Yea fair enough. I’m just worried a 3B active or 4B active MoE isn’t going to be smart enough to pull data from pictures correctly. Screenshots I send contain a decent amount of numbers, so I’d like it to be accurate, and reliable. (I always double check but still)

[-]

lumos675@reddit

It's pretty smart even for coding. I set it as a service when my computer turns on the model loads as my personal asistant for everything. I get 210 token on 5090

[-]

AdIllustrious436@reddit

PS :

This alone makes me question the claim tho...

[-]

bnightstars@reddit

My 35B is actually working great with Claude Code as harness but you need hardware that chan handle all the Prefill tokens Claude Code loves to spend. And the llama.cpp cache invalidation issues are not helping with that.

[-]

our_sole@reddit

You have claude code running against local qwen3.6-35b-A3B running under llama.cpp?

Could you share your claude shell script or bat file that does this (the env vars, --model, config, etc..)?

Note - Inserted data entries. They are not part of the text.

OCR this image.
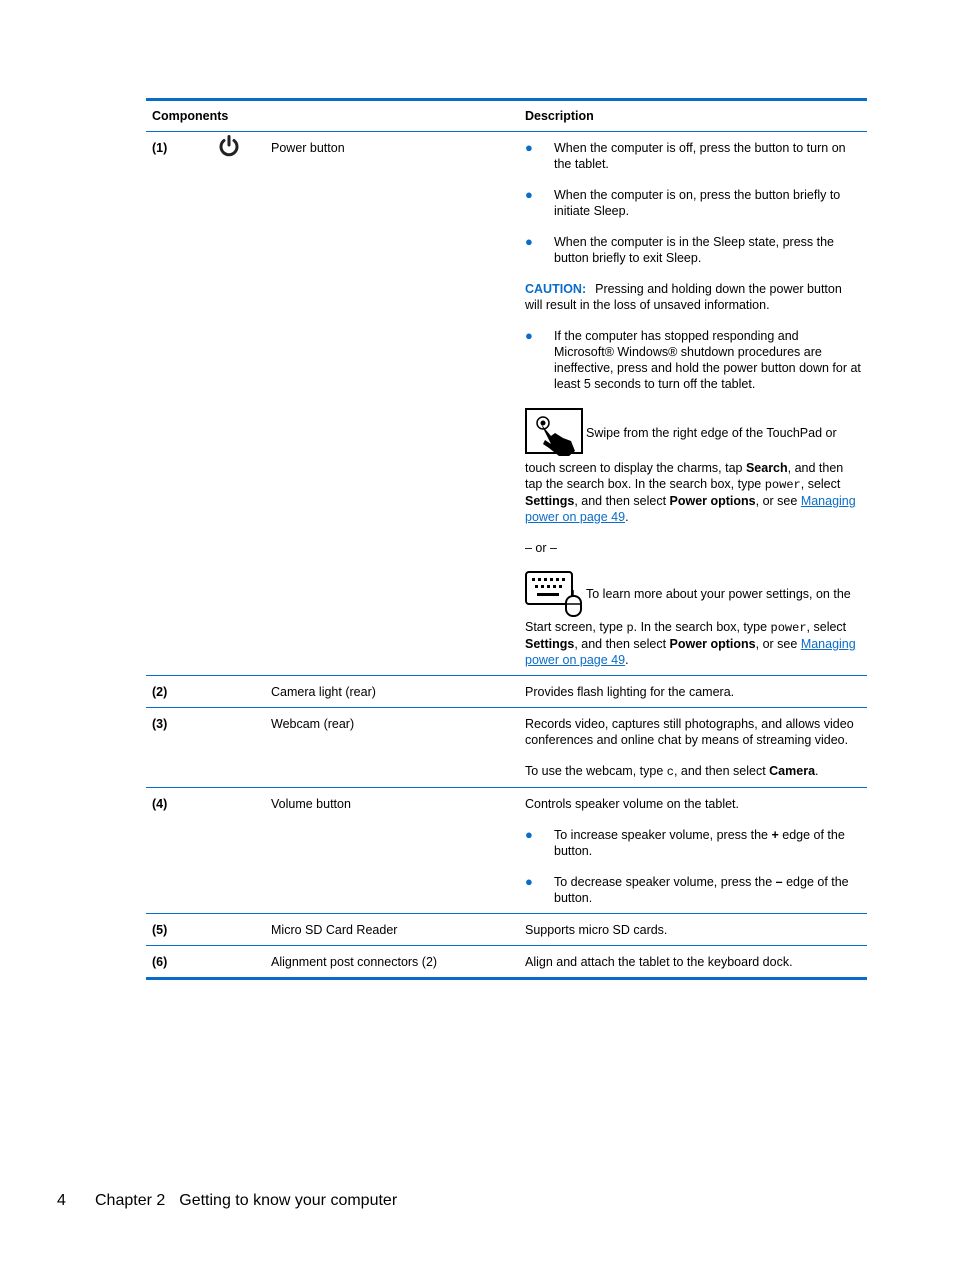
Components	Description
(1)	Power button	● When the computer is off, press the button to turn on the tablet.
● When the computer is on, press the button briefly to initiate Sleep.
● When the computer is in the Sleep state, press the button briefly to exit Sleep.

CAUTION: Pressing and holding down the power button will result in the loss of unsaved information.

● If the computer has stopped responding and Microsoft® Windows® shutdown procedures are ineffective, press and hold the power button down for at least 5 seconds to turn off the tablet.
Swipe from the right edge of the TouchPad or

touch screen to display the charms, tap Search, and then tap the search box. In the search box, type power, select Settings, and then select Power options, or see Managing power on page 49.

– or –

To learn more about your power settings, on the

Start screen, type p. In the search box, type power, select Settings, and then select Power options, or see Managing power on page 49.

(2)	Camera light (rear)	Provides flash lighting for the camera.

(3)	Webcam (rear)	Records video, captures still photographs, and allows video conferences and online chat by means of streaming video.

To use the webcam, type c, and then select Camera.

(4)	Volume button	Controls speaker volume on the tablet.

● To increase speaker volume, press the + edge of the button.
● To decrease speaker volume, press the – edge of the button.
(5)	Micro SD Card Reader	Supports micro SD cards.

(6)	Alignment post connectors (2)	Align and attach the tablet to the keyboard dock.

4 Chapter 2 Getting to know your computer
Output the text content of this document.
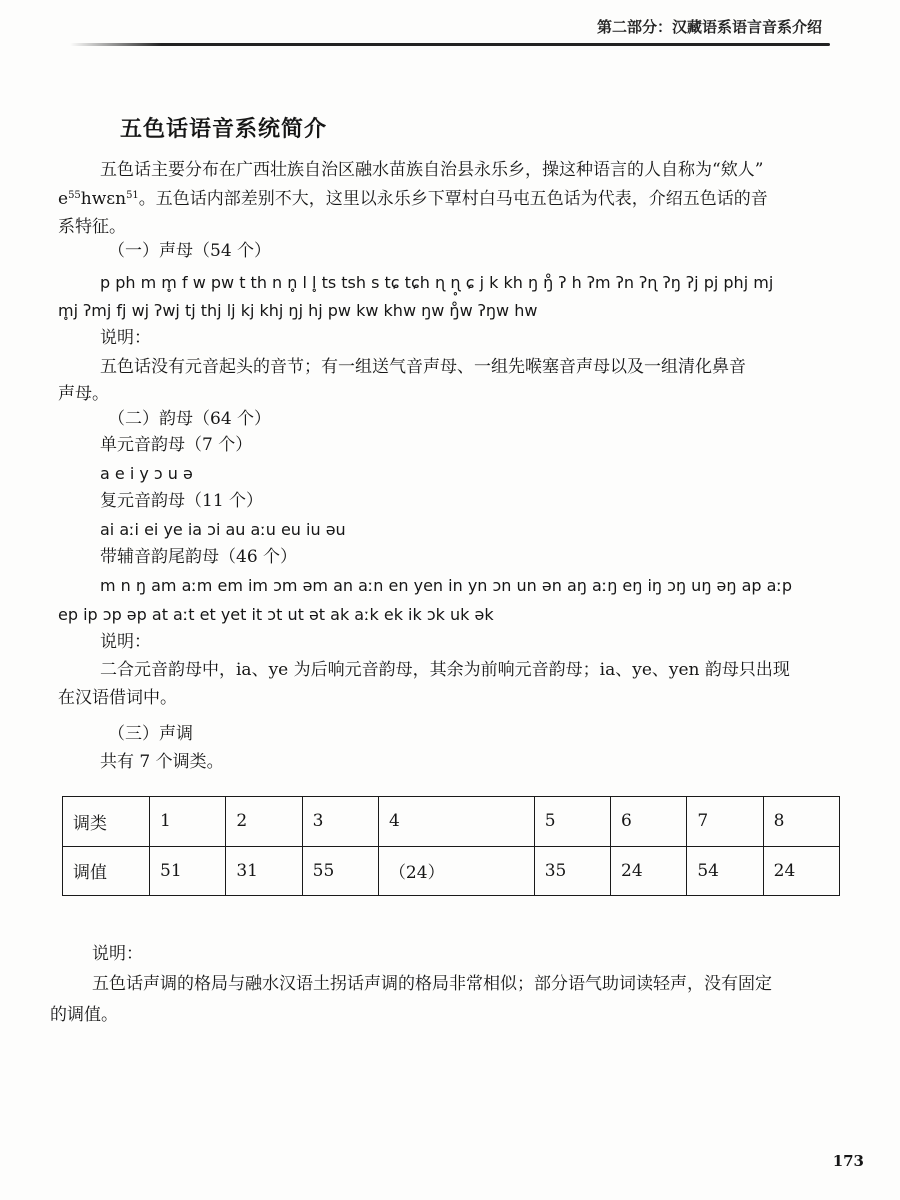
第二部分：汉藏语系语言音系介绍
五色话语音系统简介
五色话主要分布在广西壮族自治区融水苗族自治县永乐乡，操这种语言的人自称为“欸人”
$e^{55}hwɛn^{51}$。五色话内部差别不大，这里以永乐乡下覃村白马屯五色话为代表，介绍五色话的音
系特征。
（一）声母（54 个）
p ph m m̥ f w pw t th n n̥ l l̥ ts tsh s tɕ tɕh ɳ ɳ̥ ɕ j k kh ŋ ŋ̊ ʔ h ʔm ʔn ʔɳ ʔŋ ʔj pj phj mj
m̥j ʔmj fj wj ʔwj tj thj lj kj khj ŋj hj pw kw khw ŋw ŋ̊w ʔŋw hw
说明：
五色话没有元音起头的音节；有一组送气音声母、一组先喉塞音声母以及一组清化鼻音
声母。
（二）韵母（64 个）
单元音韵母（7 个）
a e i y ɔ u ə
复元音韵母（11 个）
ai aːi ei ye ia ɔi au aːu eu iu əu
带辅音韵尾韵母（46 个）
m n ŋ am aːm em im ɔm əm an aːn en yen in yn ɔn un ən aŋ aːŋ eŋ iŋ ɔŋ uŋ əŋ ap aːp
ep ip ɔp əp at aːt et yet it ɔt ut ət ak aːk ek ik ɔk uk ək
说明：
二合元音韵母中，ia、ye 为后响元音韵母，其余为前响元音韵母；ia、ye、yen 韵母只出现
在汉语借词中。
（三）声调
共有 7 个调类。
调类	1	2	3	4	5	6	7	8
调值	51	31	55	（24）	35	24	54	24
说明：
五色话声调的格局与融水汉语土拐话声调的格局非常相似；部分语气助词读轻声，没有固定
的调值。
173
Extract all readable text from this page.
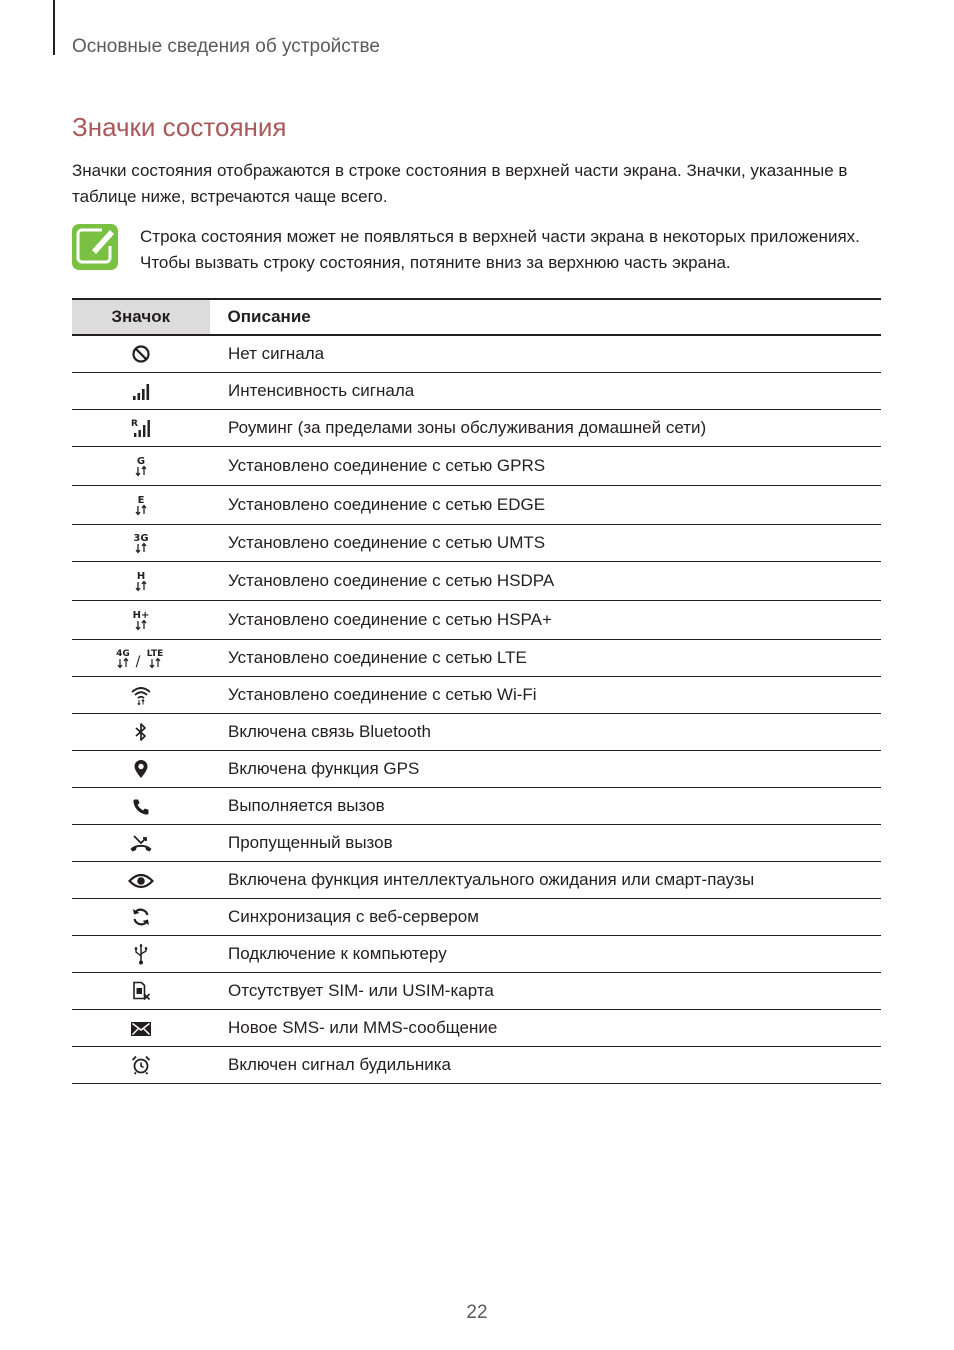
Основные сведения об устройстве
Значки состояния

Значки состояния отображаются в строке состояния в верхней части экрана. Значки, указанные в таблице ниже, встречаются чаще всего.

Строка состояния может не появляться в верхней части экрана в некоторых приложениях. Чтобы вызвать строку состояния, потяните вниз за верхнюю часть экрана.

Значок	Описание
	Нет сигнала
	Интенсивность сигнала

R	Роуминг (за пределами зоны обслуживания домашней сети)

G	Установлено соединение с сетью GPRS

E	Установлено соединение с сетью EDGE

3G	Установлено соединение с сетью UMTS

H	Установлено соединение с сетью HSDPA

H+	Установлено соединение с сетью HSPA+

4G / LTE	Установлено соединение с сетью LTE
	Установлено соединение с сетью Wi-Fi
	Включена связь Bluetooth
	Включена функция GPS
	Выполняется вызов
	Пропущенный вызов
	Включена функция интеллектуального ожидания или смарт-паузы
	Синхронизация с веб-сервером
	Подключение к компьютеру
	Отсутствует SIM- или USIM-карта
	Новое SMS- или MMS-сообщение
	Включен сигнал будильника
22
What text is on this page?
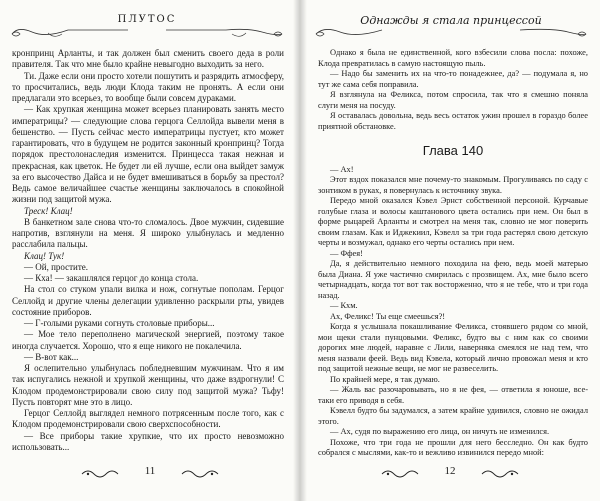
ПЛУТОС

кронпринц Арланты, и так должен был сменить своего деда в роли правителя. Так что мне было крайне невыгодно выходить за него.

Ти. Даже если они просто хотели пошутить и разрядить атмосферу, то просчитались, ведь люди Клода таким не пронять. А если они предлагали это всерьез, то вообще были совсем дураками.

— Как хрупкая женщина может всерьез планировать занять место императрицы? — следующие слова герцога Селлойда вывели меня в бешенство. — Пусть сейчас место императрицы пустует, кто может гарантировать, что в будущем не родится законный кронпринц? Тогда порядок престолонаследия изменится. Принцесса такая нежная и прекрасная, как цветок. Не будет ли ей лучше, если она выйдет замуж за его высочество Дайса и не будет вмешиваться в борьбу за престол? Ведь самое величайшее счастье женщины заключалось в спокойной жизни под защитой мужа.

Треск! Клац!

В банкетном зале снова что-то сломалось. Двое мужчин, сидевшие напротив, взглянули на меня. Я широко улыбнулась и медленно расслабила пальцы.

Клац! Тук!

— Ой, простите.

— Кха! — закашлялся герцог до конца стола.

На стол со стуком упали вилка и нож, согнутые пополам. Герцог Селлойд и другие члены делегации удивленно раскрыли рты, увидев состояние приборов.

— Г-голыми руками согнуть столовые приборы...

— Мое тело переполнено магической энергией, поэтому такое иногда случается. Хорошо, что я еще никого не покалечила.

— В-вот как...

Я ослепительно улыбнулась побледневшим мужчинам. Что я им так испугались нежной и хрупкой женщины, что даже вздрогнули! С Клодом продемонстрировали свою силу под защитой мужа? Тьфу! Пусть повторят мне это в лицо.

Герцог Селлойд выглядел немного потрясенным после того, как с Клодом продемонстрировали свою сверхспособности.

— Все приборы такие хрупкие, что их просто невозможно использовать...

11
Однажды я стала принцессой

Однако я была не единственной, кого взбесили слова посла: похоже, Клода превратилась в самую настоящую пыль.

— Надо бы заменить их на что-то понадежнее, да? — подумала я, но тут же сама себя поправила.

Я взглянула на Феликса, потом спросила, так что я смешно поняла слуги меня на посуду.

Я оставалась довольна, ведь весь остаток ужин прошел в гораздо более приятной обстановке.

Глава 140

— Ах!

Этот вздох показался мне почему-то знакомым. Прогуливаясь по саду с зонтиком в руках, я повернулась к источнику звука.

Передо мной оказался Кэвел Эрнст собственной персоной. Курчавые голубые глаза и волосы каштанового цвета остались при нем. Он был в форме рыцарей Арланты и смотрел на меня так, словно не мог поверить своим глазам. Как и Иджекиил, Кэвелл за три года растерял свою детскую черты и возмужал, однако его черты остались при нем.

— Ффея!

Да, я действительно немного походила на фею, ведь моей матерью была Диана. Я уже частично смирилась с прозвищем. Ах, мне было всего четырнадцать, когда тот вот так восторженно, что я не тебе, что и три года назад.

— Кхм.

Ах, Феликс! Ты еще смеешься?!

Когда я услышала покашливание Феликса, стоявшего рядом со мной, мои щеки стали пунцовыми. Феликс, будто вы с ним как со своими дорогих мне людей, наравне с Лили, наверняка смеялся не над тем, что меня назвали феей. Ведь вид Кэвела, который лично провожал меня и кто под защитой нежные вещи, не мог не развеселить.

По крайней мере, я так думаю.

— Жаль вас разочаровывать, но я не фея, — ответила я юноше, все-таки его приводя в себя.

Кэвелл будто бы задумался, а затем крайне удивился, словно не ожидал этого.

— Ах, судя по выражению его лица, он ничуть не изменился.

Похоже, что три года не прошли для него бесследно. Он как будто собрался с мыслями, как-то и вежливо извинился передо мной:

12
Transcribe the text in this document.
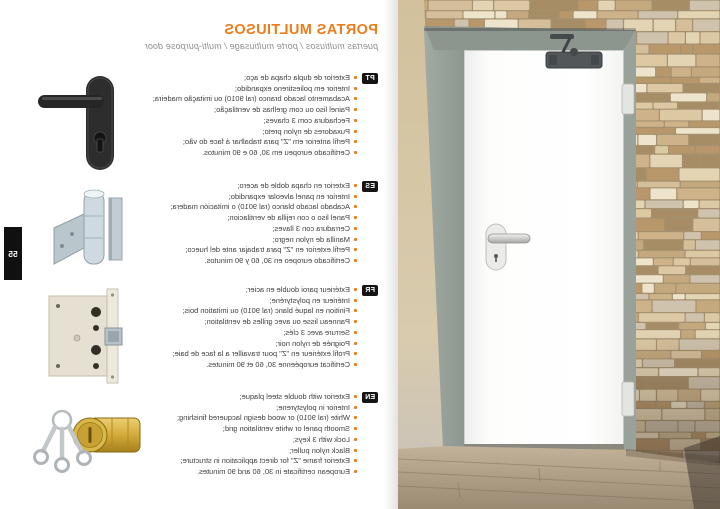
PORTAS MULTIUSOS
puertas multiusos / porte multiusage / multi-purpose door
PT
Exterior de dupla chapa de aço;
Interior em poliestireno expandido;
Acabamento lacado branco (ral 9010) ou imitação madeira;
Painel liso ou com grelhas de ventilação;
Fechadura com 3 chaves;
Puxadores de nylon preto;
Perfil anterior em "Z" para trabalhar á face do vão;
Certificado europeu em 30, 60 e 90 minutos.
ES
Exterior en chapa doble de acero;
Interior en panel alveolar expandido;
Acabado lacado blanco (ral 9010) o imitación madera;
Panel liso o con rejilla de ventilacion;
Cerradura con 3 llaves;
Manilla de nylon negro;
Perfil exterior en "Z" para trabajar ante del hueco;
Certificado europeo en 30, 60 y 90 minutos.
FR
Extérieur paroi double en acier;
Intérieur en polystyréne;
Finition en laqué blanc (ral 9010) ou imitation bois;
Panneau lisse ou avec grilles de ventilation;
Serrure avec 3 clés;
Poignée de nylon noir;
Profil extérieur en "Z" pour travailler a la face de baie;
Certificat européenne 30, 60 et 90 minutes.
EN
Exterior with double steel plaque;
Interior in polystyrene;
White (ral 9010) or wood design lacquered finishing;
Smooth panel or white ventilation grid;
Lock with 3 keys;
Black nylon puller;
Exterior frame "Z" for direct application in structure;
European certificate in 30, 60 and 90 minutes.
55
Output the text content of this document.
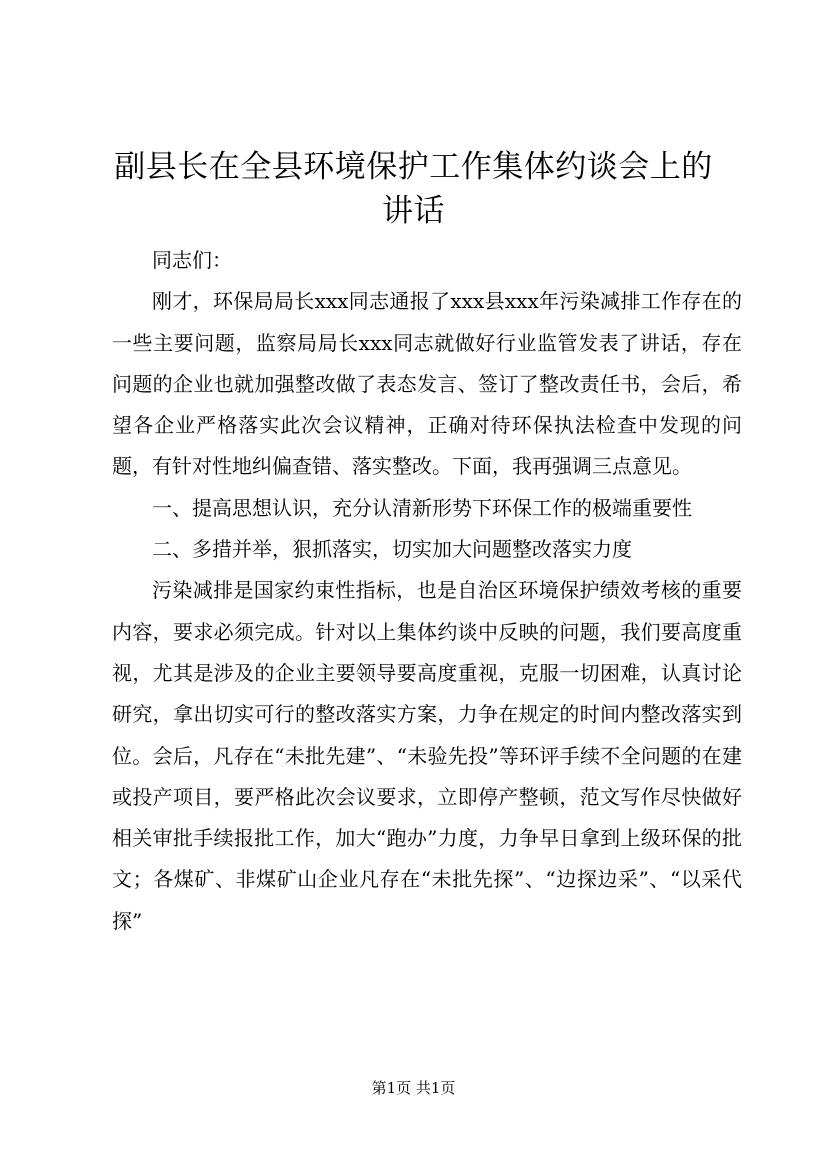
副县长在全县环境保护工作集体约谈会上的讲话

同志们：

刚才，环保局局长xxx同志通报了xxx县xxx年污染减排工作存在的一些主要问题，监察局局长xxx同志就做好行业监管发表了讲话，存在问题的企业也就加强整改做了表态发言、签订了整改责任书，会后，希望各企业严格落实此次会议精神，正确对待环保执法检查中发现的问题，有针对性地纠偏查错、落实整改。下面，我再强调三点意见。

一、提高思想认识，充分认清新形势下环保工作的极端重要性

二、多措并举，狠抓落实，切实加大问题整改落实力度

污染减排是国家约束性指标，也是自治区环境保护绩效考核的重要内容，要求必须完成。针对以上集体约谈中反映的问题，我们要高度重视，尤其是涉及的企业主要领导要高度重视，克服一切困难，认真讨论研究，拿出切实可行的整改落实方案，力争在规定的时间内整改落实到位。会后，凡存在“未批先建”、“未验先投”等环评手续不全问题的在建或投产项目，要严格此次会议要求，立即停产整顿，范文写作尽快做好相关审批手续报批工作，加大“跑办”力度，力争早日拿到上级环保的批文；各煤矿、非煤矿山企业凡存在“未批先探”、“边探边采”、“以采代探”

第1页 共1页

I tried for quite some time to do this and claude just flatly refused to use the model. It saw the model, but wouldn't use it: "There's an issue with the selected model..it might not exist or..."

[-]

bnightstars@reddit

I run on MacBook so MLX but overall is just of ENV vars that point Claude Code to a local LLM the DISABLE_NONESSENTIAL_TRAFIC one is key.

"ANTHROPIC_BASE_URL": "http://127.0.0.1:8000",
"ANTHROPIC_AUTH_TOKEN": "123456",
"ANTHROPIC_DEFAULT_OPUS_MODEL": "Qwen3.6-35B-A3B-UD-MLX-4bit",
"ANTHROPIC_DEFAULT_SONNET_MODEL": "Qwen3.6-35B-A3B-UD-MLX-4bit",
"ANTHROPIC_DEFAULT_HAIKU_MODEL": "Qwen3.6-35B-A3B-UD-MLX-4bit",
"CLAUDE_CODE_DISABLE_NONESSENTIAL_TRAFFIC": "1"

[-]

Opposite-Station-337@reddit

Just the first section variables got me going. Been using pi agent though.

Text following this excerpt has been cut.